Dédain et incompréhension

Ces trois erreurs d'analyse s'enrobent dans un dédain qui n'est parfois que de l'incompréhension, mais qui est ressenti très fortement. Les cartes électorales démontrant que les électeurs de Donald Trump ou de Marine Le Pen sont « les moins diplômés » confortent lesdits électeurs plutôt qu'elles ne les ramènent dans le droit chemin. L'Italie nous apprend que tous les discours de l'élite sur « les mauvaises solutions » du populisme, par rapport à celles raisonnables de Bruxelles, des partis traditionnels et des experts de tout poil, ne convainquent aucun électeur de la Ligue ou du M5S. Au contraire.
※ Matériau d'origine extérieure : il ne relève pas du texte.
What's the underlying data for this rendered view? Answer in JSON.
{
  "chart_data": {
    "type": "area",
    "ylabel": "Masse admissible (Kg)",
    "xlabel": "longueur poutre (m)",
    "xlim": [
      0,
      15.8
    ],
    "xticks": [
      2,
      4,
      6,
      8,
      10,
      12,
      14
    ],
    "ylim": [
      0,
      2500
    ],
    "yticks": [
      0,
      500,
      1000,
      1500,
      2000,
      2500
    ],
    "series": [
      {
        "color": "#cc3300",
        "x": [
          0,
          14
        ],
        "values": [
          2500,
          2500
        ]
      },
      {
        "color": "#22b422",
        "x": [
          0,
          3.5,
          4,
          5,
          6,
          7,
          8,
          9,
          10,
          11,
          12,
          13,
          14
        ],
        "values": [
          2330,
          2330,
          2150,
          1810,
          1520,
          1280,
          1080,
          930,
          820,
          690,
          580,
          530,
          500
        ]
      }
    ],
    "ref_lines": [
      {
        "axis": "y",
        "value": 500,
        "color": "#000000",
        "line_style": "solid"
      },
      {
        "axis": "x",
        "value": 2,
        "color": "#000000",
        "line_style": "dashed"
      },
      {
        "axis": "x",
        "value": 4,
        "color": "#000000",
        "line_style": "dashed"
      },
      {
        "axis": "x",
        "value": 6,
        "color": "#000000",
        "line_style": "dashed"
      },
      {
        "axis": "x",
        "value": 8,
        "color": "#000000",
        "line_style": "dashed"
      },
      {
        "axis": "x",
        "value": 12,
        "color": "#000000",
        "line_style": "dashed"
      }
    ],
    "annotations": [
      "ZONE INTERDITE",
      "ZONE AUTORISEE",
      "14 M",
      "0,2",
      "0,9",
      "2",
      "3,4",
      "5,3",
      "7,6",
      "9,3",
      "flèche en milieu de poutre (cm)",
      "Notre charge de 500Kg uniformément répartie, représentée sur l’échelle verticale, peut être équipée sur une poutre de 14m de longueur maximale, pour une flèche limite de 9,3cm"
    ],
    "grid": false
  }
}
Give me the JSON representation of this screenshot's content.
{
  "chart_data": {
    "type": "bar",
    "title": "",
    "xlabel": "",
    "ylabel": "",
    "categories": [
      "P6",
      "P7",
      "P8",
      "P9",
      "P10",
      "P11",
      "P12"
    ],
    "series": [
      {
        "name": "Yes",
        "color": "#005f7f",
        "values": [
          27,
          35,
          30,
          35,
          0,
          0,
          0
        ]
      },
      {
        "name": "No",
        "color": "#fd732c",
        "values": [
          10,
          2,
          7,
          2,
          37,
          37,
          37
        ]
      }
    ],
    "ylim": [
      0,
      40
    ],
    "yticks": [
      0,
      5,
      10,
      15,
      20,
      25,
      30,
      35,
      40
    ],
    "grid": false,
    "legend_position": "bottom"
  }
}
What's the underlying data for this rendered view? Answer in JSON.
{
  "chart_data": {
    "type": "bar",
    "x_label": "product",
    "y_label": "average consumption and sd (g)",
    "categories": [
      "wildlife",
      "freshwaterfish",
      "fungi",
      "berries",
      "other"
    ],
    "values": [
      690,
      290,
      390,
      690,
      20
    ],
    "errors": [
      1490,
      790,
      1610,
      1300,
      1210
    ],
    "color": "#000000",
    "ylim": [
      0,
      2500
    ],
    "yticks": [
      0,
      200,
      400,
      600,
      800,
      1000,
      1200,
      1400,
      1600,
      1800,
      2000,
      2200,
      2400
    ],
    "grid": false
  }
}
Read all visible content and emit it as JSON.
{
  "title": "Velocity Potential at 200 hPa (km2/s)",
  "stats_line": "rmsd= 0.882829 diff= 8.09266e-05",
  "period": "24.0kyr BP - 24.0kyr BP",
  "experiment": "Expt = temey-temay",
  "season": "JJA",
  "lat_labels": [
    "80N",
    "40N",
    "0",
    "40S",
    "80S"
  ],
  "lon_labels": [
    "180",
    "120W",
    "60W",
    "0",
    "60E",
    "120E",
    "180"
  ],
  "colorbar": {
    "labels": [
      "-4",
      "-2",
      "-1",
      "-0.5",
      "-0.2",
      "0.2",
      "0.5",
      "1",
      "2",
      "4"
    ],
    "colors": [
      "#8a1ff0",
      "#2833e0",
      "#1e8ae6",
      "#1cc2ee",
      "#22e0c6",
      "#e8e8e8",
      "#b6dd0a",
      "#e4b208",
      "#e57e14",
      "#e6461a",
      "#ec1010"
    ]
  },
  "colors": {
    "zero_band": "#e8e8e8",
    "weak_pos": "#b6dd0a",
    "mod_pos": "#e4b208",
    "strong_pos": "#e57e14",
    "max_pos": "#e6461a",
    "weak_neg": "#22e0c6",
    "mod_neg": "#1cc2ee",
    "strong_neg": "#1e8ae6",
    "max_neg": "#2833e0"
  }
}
Le discrédit de la politique et de l'économie est plus fort et il a des arguments : c'est vrai que les partis politiques ont été incapables, c'est vrai que le capitalisme est « non inclusif » pour reprendre les euphémismes du FMI ou de l'OCDE.

Vieilleries

Quant aux valeurs « morales », les élites ont bien du mal à convaincre que ce qui a fait la force du monde occidental ces deux siècles derniers, c'est-à-dire la réussite par le travail, la famille, une solidarité avec les gens de sa condition et le respect des usages du village, sont des vieilleries. Les populistes les vantent au contraire et ils sont entendus quand ils les disent menacées par les ratés de l'intégration et par l'incivilité.

Il est temps de repenser entièrement les réponses au populisme pour les rendre autrement crédibles. La difficulté est que les bonnes réponses relèvent d'un « multilatéralisme fort », comme le dit très justement Emmanuel Macron. L'immigration comme la transformation du capitalisme pour le rendre « bon » ne trouveront d'issue que par la coopération mondiale. Le drame est que les populistes nationalistes ont gagné beaucoup de pays et qu'ils entravent cette seule bonne voie.